研究助成 アスベスト障害予防研究センター

アスベスト障害予防研究センター

~お知らせ~

当センターは当初の役割であった問題提起の段階を終えて、2012年3月31日をもって発展的に解消しました。今後は、樋野興夫氏(順天堂大学医学部 病理・腫瘍学教授)の主宰する全国的な組織である、「次世代の環境発がんを考える会」に活動を組み入れることとなりました。

今後のお問合せ先
・安達修一(栄養科学部管理栄養学科教授):042-742-1469
次世代の環境発がんを考える会


設立の趣旨

「食」は日本人にとって最も関心を寄せていることの一つであり、世界的にみても最長寿国であることを支えているのは「食」にあると言っても言い過ぎではないでしょう。一方で、過熱した食への期待が誤った情報や根拠のない健康食品の氾濫を生んでいることも事実です。最近注目されている栄養疫学では、根拠に基づいた医療(EBM:Evidence Based Medicine)の立場から食品や食品成分と疾患との関係を検証していますが、明確な根拠のあるものは驚くほど少なく、限られています。それは、「食」というものが究極的には多種類をバランスよく摂取することが良いということを示唆しているようにも受け止めることができます。

食事と病気の調査結果から、βカロテン摂取が多いと癌にかかる割合が低くなるということがわかって、欧米や日本でもβカロテンをサプリメントとして多くの人に与えて癌が減るかどうかを調べるという大規模な介入研究が実施されました。ところが、サプリメントを与えたグループでの癌の発生が期待に反して増えてしまうという結果が相次いで報告され、これらの研究は急いで中止されました。野菜や果実として摂取するβカロテンには化学的にも抗酸化作用などの利点はあるのですが、それだけを摂取しても効果がないどころか、反対の影響がでてしまったのです。

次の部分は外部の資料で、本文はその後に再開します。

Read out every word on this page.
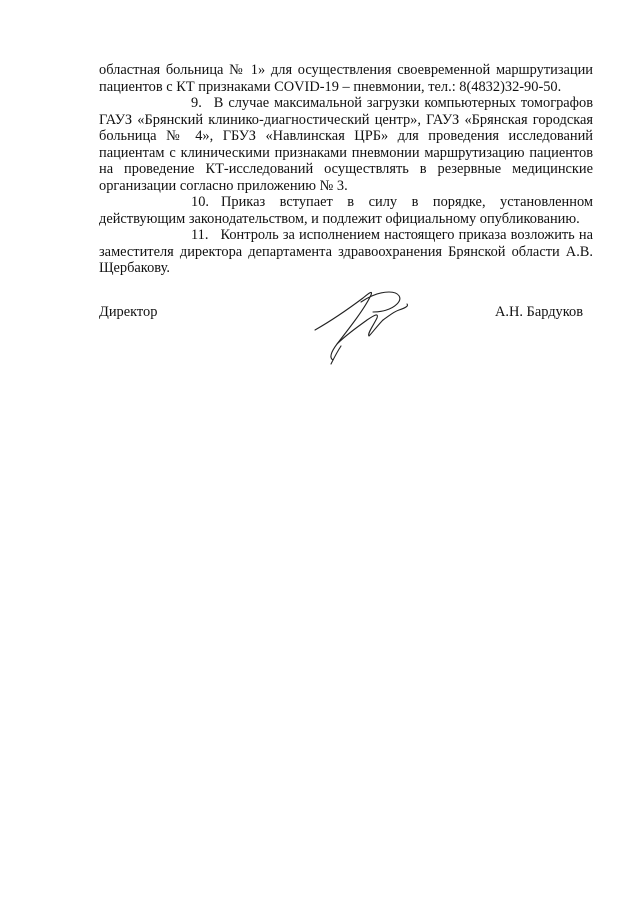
областная больница № 1» для осуществления своевременной маршрутизации пациентов с КТ признаками COVID-19 – пневмонии, тел.: 8(4832)32-90-50.

9. В случае максимальной загрузки компьютерных томографов ГАУЗ «Брянский клинико-диагностический центр», ГАУЗ «Брянская городская больница № 4», ГБУЗ «Навлинская ЦРБ» для проведения исследований пациентам с клиническими признаками пневмонии маршрутизацию пациентов на проведение КТ-исследований осуществлять в резервные медицинские организации согласно приложению № 3.

10. Приказ вступает в силу в порядке, установленном действующим законодательством, и подлежит официальному опубликованию.

11. Контроль за исполнением настоящего приказа возложить на заместителя директора департамента здравоохранения Брянской области А.В. Щербакову.

Директор	А.Н. Бардуков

私どもが動物実験で確認したボイセンベリーのアスベストによる中皮腫発生に対する抑制効果は、これまでに発癌抑制作用の報告されている食品や食品成分に例のないほど、明確なものです。また、放射線や喫煙と並んで人間にとって最大の環境発癌因子であるアスベストについて、発癌機構が明らかになっていないこともあって、発癌性を抑える薬や食品の例は知られていません。本研究センターは、アスベスト障害ことに中皮腫がボイセンベリー摂取によって予防できるだろうかという仮説の検証を目的に発足しました。アスベスト、中皮腫も普段の生活の中では馴染みが少ないものですが、今後の急激な中皮腫の増加が予測される中で、食を通しての予防の研究は、食のプロである栄養士、管理栄養士を数多く輩出してきた伝統校である相模女子大学として相応しい研究使命であると考えています。